An outcry so great and a sin so grievous – this potent
combination draws God from His throne to “go down and see.”
Let’s just remind ourselves of what the sin so grievous
was.
“As surely as I
live, declares the Sovereign Lord, your sister Sodom and her daughters never
did what you and your daughters have done. Now this was the sin of your sister
Sodom: She and her daughters were arrogant, overfed and unconcerned; they did not
help the poor and needy. They were haughty and did detestable things before me.
Therefore I did away with them as you have seen.” Ezekiel 16:48-50
“…arrogant, overfed and unconcerned; they did not help
the poor and needy.” This is God speaking. Ask any of us about the detestable
things and not helping the poor doesn’t come instantly to mind.
Who made the outcry? That is what interests me. You see, without the outcry being so great,
the outcry about the sin so grievous, God would not have visited Abraham to
involve him in what happened next. OK I admit He might have come down just for
the meal and the baby talk, but one gets the impression that it was the outcry
against Sodom and Gomorrah that drew Him down.

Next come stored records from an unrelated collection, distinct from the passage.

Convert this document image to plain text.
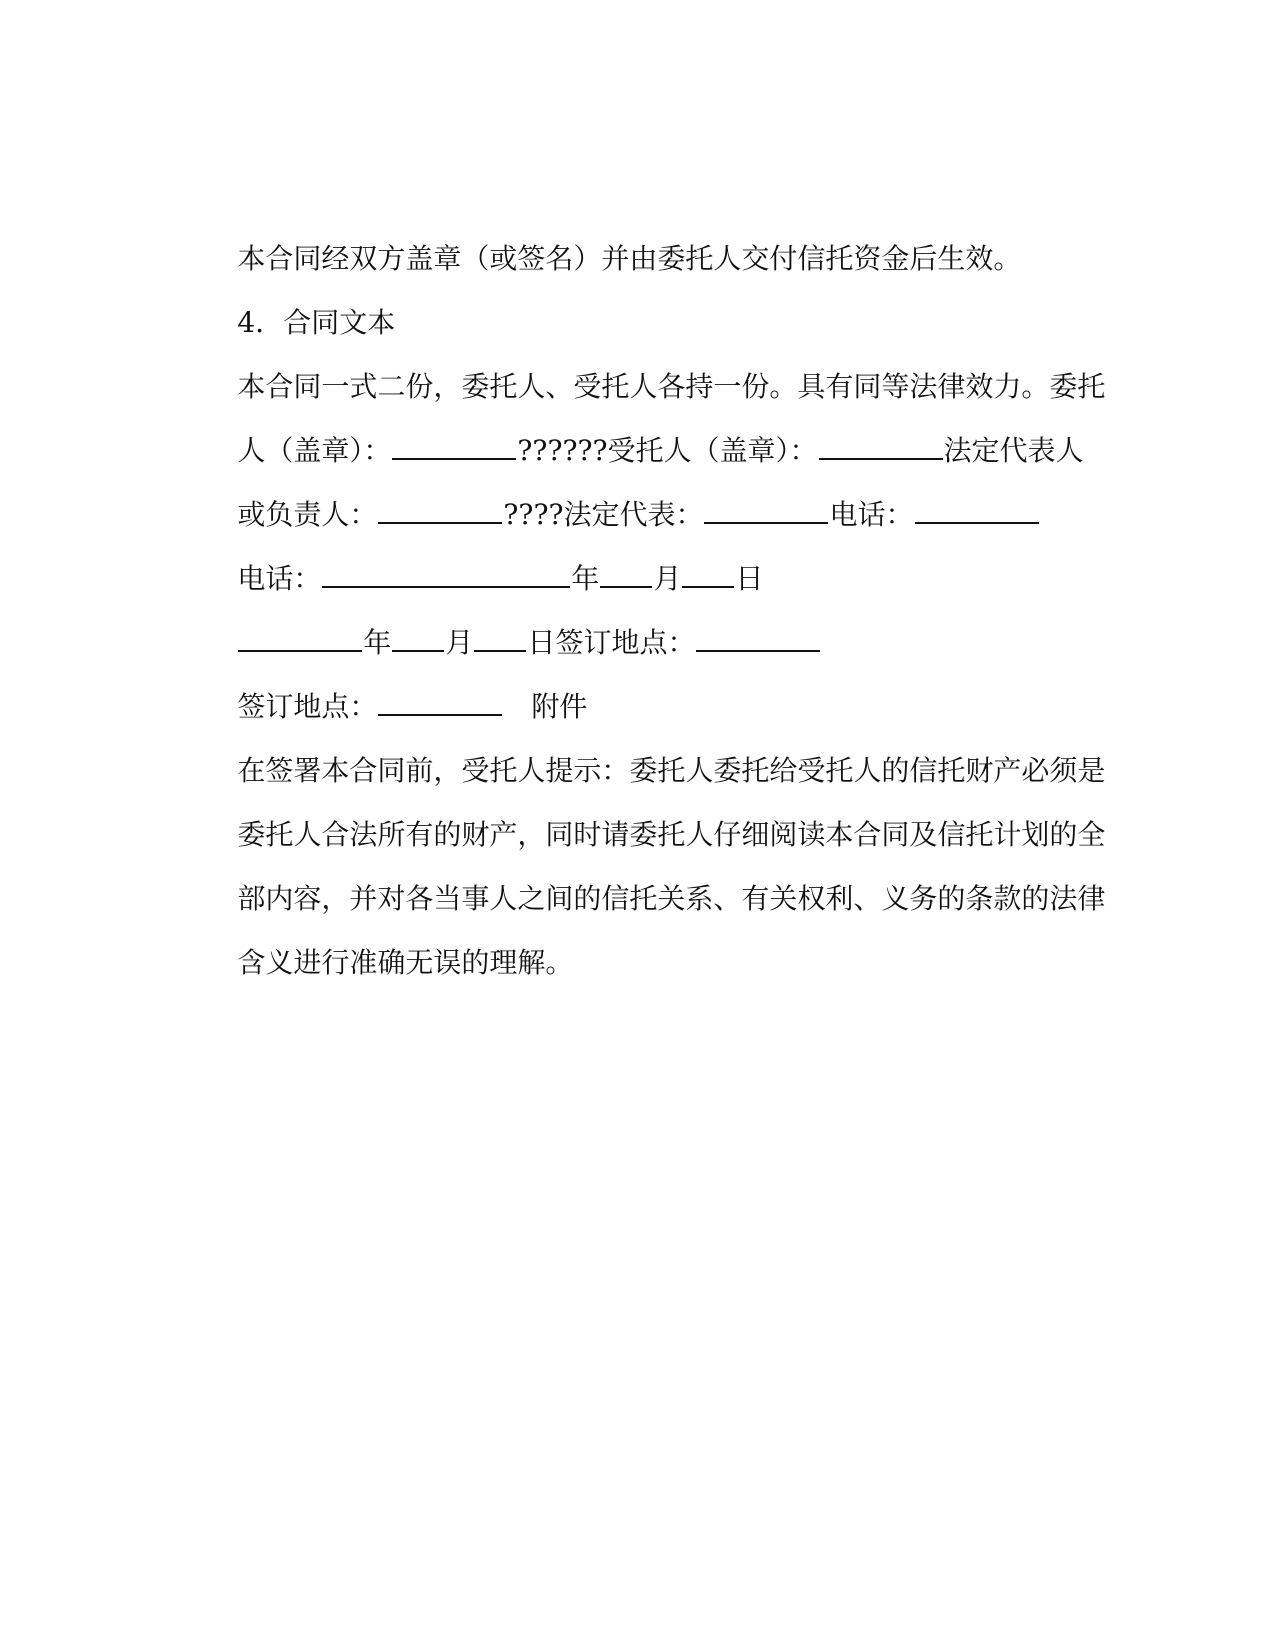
本合同经双方盖章（或签名）并由委托人交付信托资金后生效。

4．合同文本

本合同一式二份，委托人、受托人各持一份。具有同等法律效力。委托

人（盖章）：	??????受托人（盖章）：	法定代表人

或负责人：	????法定代表：	电话：

电话：	年 月 日

年 月 日签订地点：

签订地点：	附件

在签署本合同前，受托人提示：委托人委托给受托人的信托财产必须是

委托人合法所有的财产，同时请委托人仔细阅读本合同及信托计划的全

部内容，并对各当事人之间的信托关系、有关权利、义务的条款的法律

含义进行准确无误的理解。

The dictionary defines an outcry as “a strong and usually
public expression of protest, indignation, or the like, a crying out or a loud
clamour”. There doesn’t seem to be any obvious indignant protesters in the
story.
Does it have to be a person? I’ve heard one or two
speakers talk about guardian angels of specific towns or cities. Could it be an
angel that cried out about Sodom and Gomorrah’s sin?
What about creation? The whole of creation was tied up
with Adam and Eve and fell foul of the Fall and the curse that followed. Maybe
nature was fed up of being twisted and corrupted.
Maybe it wasn’t an audible cry at all. Maybe it was a
heart cries of tears and sorrow, empty stomachs and disappointed hopes of the
poor and the needy – the ones the arrogant, overfed and unconcerned wouldn’t
help.
God is moved enough to visit when someone protests so
strongly about a sin that cannot be lived with or tolerated.
Today there are outcries so great about sins so grievous.
And God still comes - in church and
people delegated form. His church, His people are the ones He sends to respond
to the outcry. It challenges me to think about how I react to outcries. How
loud does it have to get before I actually hear it? Do I rank outcries according
to how great I think they are before I respond? Do I think that someone else
will deal with it? Or do I help?
I am also challenges about my own out-crying. I was
talking with a group of young people this week about why we find it so
difficult to ask for help. We have this idea that asking for help is a sign of
weakness. Society demands we cope and frowns on those who are struggling.
Christmas is about God coming down to a whole human race
that isn’t coping. The sin so grievous is in trying to live a fruitful life
without God – the failure to help the poor and needy being just one of many
symptoms of life lived without God. In
Christ, God deals with it.
Where Abraham in his bargaining with God stopped at ten
righteous men needed to save the city, God stops at one. His One Righteous man
saved us all. God comes to each of us, in Christ, through His Spirit.